COHERIS SPAD: THE DATA MINING & MACHINE LEARNING SOLUTION
Coheris Spad is a self-service data analysis studio for Data Scientists from all sectors and industries.
Coheris Spad is taught in many French and foreign Grandes Ecoles and Universities, giving it a great reputation in the Data Scientists community.
Coheris Spad provides you with a great methodological richness covering a very broad spectrum in terms of data analysis.
In a user-friendly and intuitive environment, you thus have all the necessary power to discover, prepare and analyze your data.
AN EXCEPTIONAL GRAPHIC INTERFACE
Coheris Spad is a software dedicated to Data Mining that offers a totally graphical interface on the entire data processing chain.
Its intuitive ergonomics allows you to be autonomous quickly, avoiding the time of learning a programming language. The implementation of the numerous methods is facilitated by a default setting corresponding to the current use while remaining modifiable in a few clicks.
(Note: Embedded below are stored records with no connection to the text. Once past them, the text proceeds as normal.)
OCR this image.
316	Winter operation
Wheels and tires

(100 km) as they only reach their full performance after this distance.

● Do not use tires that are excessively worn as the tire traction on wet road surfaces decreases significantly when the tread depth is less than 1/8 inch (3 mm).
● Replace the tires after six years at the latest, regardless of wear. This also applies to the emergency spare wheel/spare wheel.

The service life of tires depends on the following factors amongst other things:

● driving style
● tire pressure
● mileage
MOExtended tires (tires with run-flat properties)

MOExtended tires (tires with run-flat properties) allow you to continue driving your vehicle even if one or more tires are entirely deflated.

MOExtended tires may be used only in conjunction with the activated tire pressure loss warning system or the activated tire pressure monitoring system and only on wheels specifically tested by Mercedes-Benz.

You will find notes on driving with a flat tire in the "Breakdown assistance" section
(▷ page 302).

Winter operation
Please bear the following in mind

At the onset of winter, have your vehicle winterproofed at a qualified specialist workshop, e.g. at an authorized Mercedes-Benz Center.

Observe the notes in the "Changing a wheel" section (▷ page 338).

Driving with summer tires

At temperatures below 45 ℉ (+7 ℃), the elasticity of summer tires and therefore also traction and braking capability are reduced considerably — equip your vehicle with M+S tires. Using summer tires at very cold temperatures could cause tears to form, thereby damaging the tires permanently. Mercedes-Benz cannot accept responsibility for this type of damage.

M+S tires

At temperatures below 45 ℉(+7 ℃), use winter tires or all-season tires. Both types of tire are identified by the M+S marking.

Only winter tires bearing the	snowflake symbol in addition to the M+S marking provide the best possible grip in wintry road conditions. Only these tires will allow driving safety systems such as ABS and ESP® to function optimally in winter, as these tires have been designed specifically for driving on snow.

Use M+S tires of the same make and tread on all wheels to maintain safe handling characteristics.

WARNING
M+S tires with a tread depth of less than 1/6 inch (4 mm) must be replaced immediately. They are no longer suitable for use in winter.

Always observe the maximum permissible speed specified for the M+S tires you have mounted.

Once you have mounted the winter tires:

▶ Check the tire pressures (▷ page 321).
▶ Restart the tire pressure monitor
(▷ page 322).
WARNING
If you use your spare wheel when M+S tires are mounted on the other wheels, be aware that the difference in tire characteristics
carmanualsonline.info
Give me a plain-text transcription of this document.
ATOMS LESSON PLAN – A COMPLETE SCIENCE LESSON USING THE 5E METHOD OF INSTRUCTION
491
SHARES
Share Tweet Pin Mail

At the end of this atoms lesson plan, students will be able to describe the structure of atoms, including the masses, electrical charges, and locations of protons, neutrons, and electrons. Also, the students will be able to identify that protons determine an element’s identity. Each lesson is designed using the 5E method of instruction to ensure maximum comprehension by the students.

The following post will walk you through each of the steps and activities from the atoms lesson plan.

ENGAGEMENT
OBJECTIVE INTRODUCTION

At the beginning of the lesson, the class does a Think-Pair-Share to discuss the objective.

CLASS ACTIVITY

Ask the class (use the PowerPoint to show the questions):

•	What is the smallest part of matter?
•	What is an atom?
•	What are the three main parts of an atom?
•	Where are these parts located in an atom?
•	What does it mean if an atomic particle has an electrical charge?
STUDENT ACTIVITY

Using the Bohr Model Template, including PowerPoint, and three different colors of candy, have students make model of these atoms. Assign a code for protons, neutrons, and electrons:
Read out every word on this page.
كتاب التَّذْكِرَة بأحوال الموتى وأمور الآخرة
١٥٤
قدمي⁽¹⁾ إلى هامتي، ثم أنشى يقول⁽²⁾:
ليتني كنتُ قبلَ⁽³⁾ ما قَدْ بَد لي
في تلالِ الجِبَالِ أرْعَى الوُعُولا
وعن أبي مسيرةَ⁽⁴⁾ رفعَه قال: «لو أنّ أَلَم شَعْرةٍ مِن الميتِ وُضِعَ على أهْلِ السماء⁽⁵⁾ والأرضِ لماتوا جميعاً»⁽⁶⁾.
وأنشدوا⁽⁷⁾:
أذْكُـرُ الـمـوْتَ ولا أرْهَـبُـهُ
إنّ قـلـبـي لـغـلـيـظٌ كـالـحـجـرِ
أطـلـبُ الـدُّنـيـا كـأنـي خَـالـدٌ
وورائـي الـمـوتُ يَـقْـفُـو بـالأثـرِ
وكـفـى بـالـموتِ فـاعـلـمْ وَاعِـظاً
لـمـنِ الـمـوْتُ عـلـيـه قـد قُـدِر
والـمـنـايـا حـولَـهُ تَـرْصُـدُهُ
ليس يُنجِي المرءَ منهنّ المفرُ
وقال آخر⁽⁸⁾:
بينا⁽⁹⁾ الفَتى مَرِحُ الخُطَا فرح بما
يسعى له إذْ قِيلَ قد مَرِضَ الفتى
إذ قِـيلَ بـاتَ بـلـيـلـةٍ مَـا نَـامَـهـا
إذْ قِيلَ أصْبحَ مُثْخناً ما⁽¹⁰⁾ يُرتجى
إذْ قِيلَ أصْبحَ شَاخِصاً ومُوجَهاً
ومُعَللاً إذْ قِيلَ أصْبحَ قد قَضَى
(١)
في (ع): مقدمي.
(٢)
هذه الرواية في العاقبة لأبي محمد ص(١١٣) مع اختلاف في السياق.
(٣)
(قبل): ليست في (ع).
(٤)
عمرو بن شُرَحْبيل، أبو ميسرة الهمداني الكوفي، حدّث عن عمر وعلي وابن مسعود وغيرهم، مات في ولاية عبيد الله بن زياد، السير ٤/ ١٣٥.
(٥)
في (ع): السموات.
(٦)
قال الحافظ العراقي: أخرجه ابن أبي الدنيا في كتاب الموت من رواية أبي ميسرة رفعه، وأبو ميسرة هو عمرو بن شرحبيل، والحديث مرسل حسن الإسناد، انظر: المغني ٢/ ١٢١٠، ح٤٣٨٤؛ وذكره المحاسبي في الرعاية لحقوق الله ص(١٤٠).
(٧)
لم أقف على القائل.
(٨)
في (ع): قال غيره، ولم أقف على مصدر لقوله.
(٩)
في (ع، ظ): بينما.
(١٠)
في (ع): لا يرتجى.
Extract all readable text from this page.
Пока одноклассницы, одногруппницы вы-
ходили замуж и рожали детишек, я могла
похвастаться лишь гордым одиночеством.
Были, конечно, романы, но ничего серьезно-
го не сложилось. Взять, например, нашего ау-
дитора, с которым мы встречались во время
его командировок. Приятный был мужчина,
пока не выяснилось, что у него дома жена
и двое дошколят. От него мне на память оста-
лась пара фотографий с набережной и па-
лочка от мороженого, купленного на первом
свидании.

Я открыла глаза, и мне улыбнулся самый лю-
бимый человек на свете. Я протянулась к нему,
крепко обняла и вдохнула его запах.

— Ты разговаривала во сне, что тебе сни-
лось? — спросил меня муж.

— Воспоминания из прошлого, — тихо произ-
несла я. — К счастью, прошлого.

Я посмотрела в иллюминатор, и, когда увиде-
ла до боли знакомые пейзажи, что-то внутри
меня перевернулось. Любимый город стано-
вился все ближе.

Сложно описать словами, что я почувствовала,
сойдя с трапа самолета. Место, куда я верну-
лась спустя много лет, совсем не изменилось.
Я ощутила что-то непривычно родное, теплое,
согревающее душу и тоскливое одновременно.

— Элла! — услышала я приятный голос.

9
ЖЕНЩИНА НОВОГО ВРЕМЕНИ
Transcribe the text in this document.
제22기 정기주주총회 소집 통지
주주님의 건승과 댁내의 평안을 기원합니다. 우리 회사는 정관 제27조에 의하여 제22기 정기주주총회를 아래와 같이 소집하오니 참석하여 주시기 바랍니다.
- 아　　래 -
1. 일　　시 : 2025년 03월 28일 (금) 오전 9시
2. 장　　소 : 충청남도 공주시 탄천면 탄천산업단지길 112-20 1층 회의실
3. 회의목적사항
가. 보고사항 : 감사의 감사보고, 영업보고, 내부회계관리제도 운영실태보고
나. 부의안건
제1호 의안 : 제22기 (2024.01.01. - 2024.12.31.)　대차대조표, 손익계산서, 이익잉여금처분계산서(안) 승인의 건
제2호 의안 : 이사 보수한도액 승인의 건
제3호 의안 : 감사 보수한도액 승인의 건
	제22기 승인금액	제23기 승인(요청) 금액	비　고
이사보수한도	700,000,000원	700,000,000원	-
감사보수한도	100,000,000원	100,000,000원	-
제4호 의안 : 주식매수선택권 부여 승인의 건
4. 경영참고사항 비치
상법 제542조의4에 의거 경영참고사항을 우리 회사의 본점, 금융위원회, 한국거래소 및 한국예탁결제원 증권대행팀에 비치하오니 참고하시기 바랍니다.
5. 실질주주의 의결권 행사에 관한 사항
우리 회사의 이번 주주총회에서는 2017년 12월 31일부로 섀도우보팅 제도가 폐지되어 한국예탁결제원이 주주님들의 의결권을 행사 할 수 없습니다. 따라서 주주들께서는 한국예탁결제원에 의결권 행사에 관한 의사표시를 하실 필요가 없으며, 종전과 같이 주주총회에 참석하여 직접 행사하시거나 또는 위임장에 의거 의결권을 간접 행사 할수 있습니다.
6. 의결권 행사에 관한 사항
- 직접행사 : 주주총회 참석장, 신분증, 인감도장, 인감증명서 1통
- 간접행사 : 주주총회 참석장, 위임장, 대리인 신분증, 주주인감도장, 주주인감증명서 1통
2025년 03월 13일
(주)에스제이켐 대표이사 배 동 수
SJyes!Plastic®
IMMEDIATELY USABLE RESULTS
The methods produce results in the form of tables that are automatically formatted in the spreadsheet or web browser of your choice. Specific, highly elaborate and interactive graphs (factorial plans, decision trees, image assessments, scores, etc.) provide you with a careful presentation for better communication of the results of your analyses. Guides are available to help you interpret your results in detail.
DATA PREPARATION
Coheris Spad allows you to connect to many sources to prepare your data. You thus have at your disposal a vast library of data processing functions: filtering, stacking, aggregation, transposition, joining, management of missing data, search for atypical distributions, statistical or supervised recoding, formatting…
DESCRIPTIVE STATISTICS
Coheris Spad offers all the methods to discover the main characteristics and links that structure your data: graphic visualizations of data, univariate and bivariate descriptive statistics, automatic characterization of qualitative or quantitative variables, image assessment, statistical tests.
You can use several methods associated with a graph editor to highlight your results:
- Factor analyses (ACP, AFC, ACM, AFM) to determine correlations between factors.
- Classifications (hierarchical ascending, K-Means, mixed) to divide a set of data into different homogeneous classes or categories.
STATISTICAL MODELLING
Coheris Spad provides you with a wide range of statistical modeling methods such as simple and multiple regressions, logistic regression, discriminant analyses, PLS regression, time series, but also algorithms such as decision trees, Bayesian networks, neural networks, SVM, random forests and collaborative filtering.
TEXTUAL DATA ANALYSIS
Coheris Spad offers a set of Text Mining algorithms (language detection, vocabulary construction, lemmatization, word clouds, lexical contingency table, …) allowing the automatic grouping of texts (emails, messages on social networks, comments in business applications) into homogeneous categories or the analysis of responses to satisfaction surveys.
SCRIPTING LANGUAGES: R AND PYTHON
Coheris Spad allows the use of existing models written in R or Python, extending the possibilities of the software almost to infinity.